Sen. Jeremy Moss (D-Southfield) wanted an exception built-in for students who contract COVID-19 and fall ill, but his amendment to this effect was not successful.
Three school groups — the Michigan Association of School Administrators, the Michigan Association of Intermediate School Administrators and the Michigan Association of School Boards — issued a statement that expressed hope that the bills could be improved in the weeks ahead.
“While this process was not exactly what we had hoped for, we are encouraged to see bipartisan action between the Governor, Senate and House,” the statement reads. “As with all compromises, this is not flawless, we hope the Legislature will work with our members and key stakeholders on any future fixed needed. We stand as willing partners to craft a more perfect solution.”

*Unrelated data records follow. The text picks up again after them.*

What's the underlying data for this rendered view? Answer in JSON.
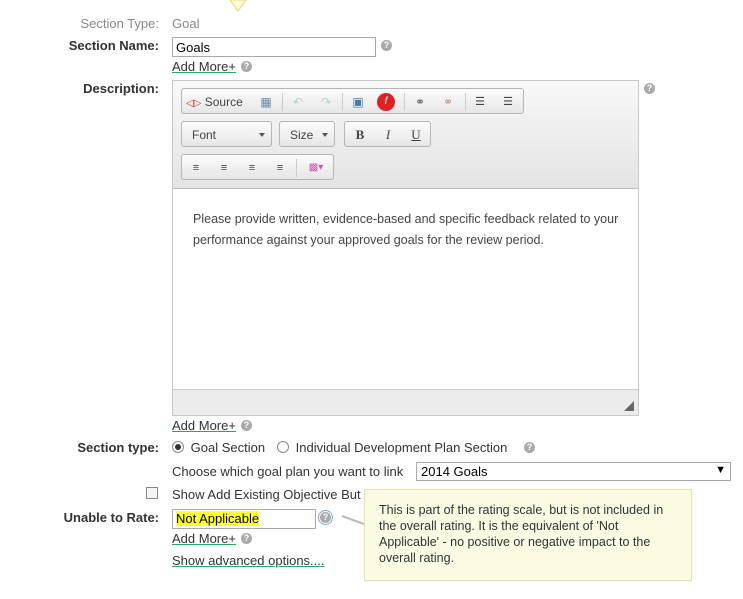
{
  "section_type": {
    "label": "Section Type:",
    "value": "Goal"
  },
  "section_name": {
    "label": "Section Name:",
    "value": "Goals",
    "add_more": "Add More+"
  },
  "description": {
    "label": "Description:",
    "toolbar": {
      "source": "Source",
      "font": "Font",
      "size": "Size",
      "bold": "B",
      "italic": "I",
      "underline": "U"
    },
    "content": "Please provide written, evidence-based and specific feedback related to your performance against your approved goals for the review period.",
    "add_more": "Add More+"
  },
  "section_type_choice": {
    "label": "Section type:",
    "options": [
      "Goal Section",
      "Individual Development Plan Section"
    ],
    "selected": "Goal Section"
  },
  "goal_plan": {
    "label": "Choose which goal plan you want to link",
    "selected": "2014 Goals"
  },
  "show_add_existing": {
    "label": "Show Add Existing Objective But",
    "checked": false
  },
  "unable_to_rate": {
    "label": "Unable to Rate:",
    "value": "Not Applicable",
    "add_more": "Add More+"
  },
  "advanced_options": "Show advanced options....",
  "tooltip": "This is part of the rating scale, but is not included in the overall rating. It is the equivalent of 'Not Applicable' - no positive or negative impact to the overall rating.",
  "colors": {
    "highlight": "#ffff33",
    "tooltip_bg": "#fbfbe3",
    "link_underline": "#22aa66"
  }
}
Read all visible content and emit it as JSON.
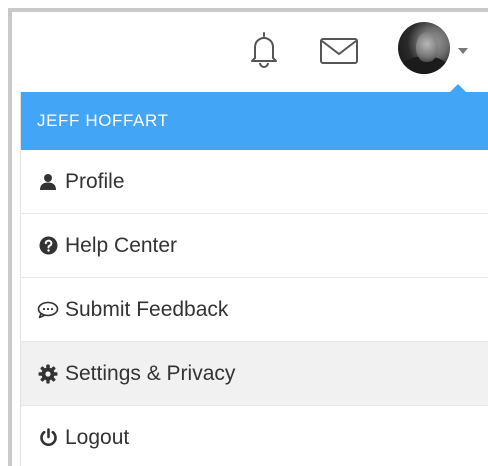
{
  "header": {
    "user_name": "JEFF HOFFART",
    "icons": [
      "bell-icon",
      "mail-icon",
      "avatar",
      "caret-down-icon"
    ]
  },
  "menu": {
    "items": [
      {
        "label": "Profile",
        "icon": "user-icon"
      },
      {
        "label": "Help Center",
        "icon": "question-circle-icon"
      },
      {
        "label": "Submit Feedback",
        "icon": "comment-icon"
      },
      {
        "label": "Settings & Privacy",
        "icon": "gear-icon"
      },
      {
        "label": "Logout",
        "icon": "power-icon"
      }
    ],
    "hovered_item": "Settings & Privacy"
  },
  "colors": {
    "header_bg": "#42a5f5",
    "header_text": "#ffffff",
    "item_text": "#333333",
    "hover_bg": "#f1f1f1"
  }
}
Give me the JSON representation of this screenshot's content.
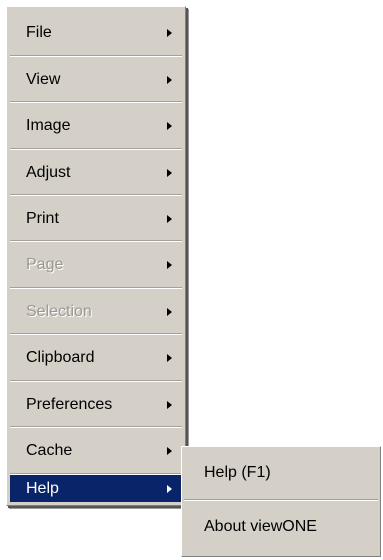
{
  "menu": {
    "items": [
      {
        "label": "File",
        "disabled": false,
        "active": false,
        "has_submenu": true
      },
      {
        "label": "View",
        "disabled": false,
        "active": false,
        "has_submenu": true
      },
      {
        "label": "Image",
        "disabled": false,
        "active": false,
        "has_submenu": true
      },
      {
        "label": "Adjust",
        "disabled": false,
        "active": false,
        "has_submenu": true
      },
      {
        "label": "Print",
        "disabled": false,
        "active": false,
        "has_submenu": true
      },
      {
        "label": "Page",
        "disabled": true,
        "active": false,
        "has_submenu": true
      },
      {
        "label": "Selection",
        "disabled": true,
        "active": false,
        "has_submenu": true
      },
      {
        "label": "Clipboard",
        "disabled": false,
        "active": false,
        "has_submenu": true
      },
      {
        "label": "Preferences",
        "disabled": false,
        "active": false,
        "has_submenu": true
      },
      {
        "label": "Cache",
        "disabled": false,
        "active": false,
        "has_submenu": true
      },
      {
        "label": "Help",
        "disabled": false,
        "active": true,
        "has_submenu": true
      }
    ]
  },
  "submenu": {
    "items": [
      {
        "label": "Help (F1)"
      },
      {
        "label": "About viewONE"
      }
    ]
  },
  "colors": {
    "menu_background": "#d4d0c8",
    "highlight": "#0a246a",
    "disabled_text": "#9a9890"
  },
  "icons": {
    "submenu_arrow": "chevron-right-icon"
  }
}
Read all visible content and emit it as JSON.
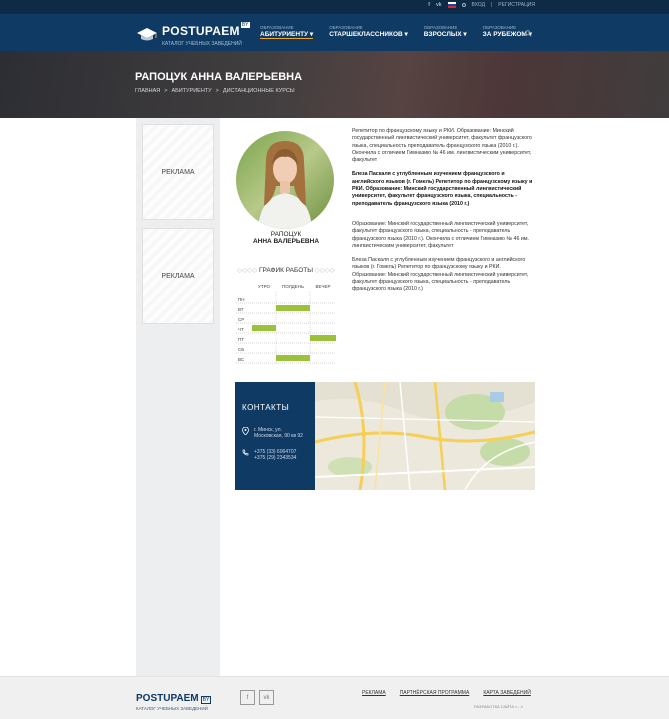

Launch Michigan called the bipartisan compromise “fair, reasonable, provides much-needed clarity for educators and families alike.”
The Tri-County Alliance said the Senate was “checking a box” instead of doing what needs to be done for students and teachers. Executive Director Bob McCann asked the Governor and Legislature to “go back to the drawing board” and seek input from educators this time.
“Despite months of requests from educators across the state for common-sense solutions that provide flexibility and funding for schools, today’s legislation will only make it harder for every district to successfully deliver students the support they deserve this fall.”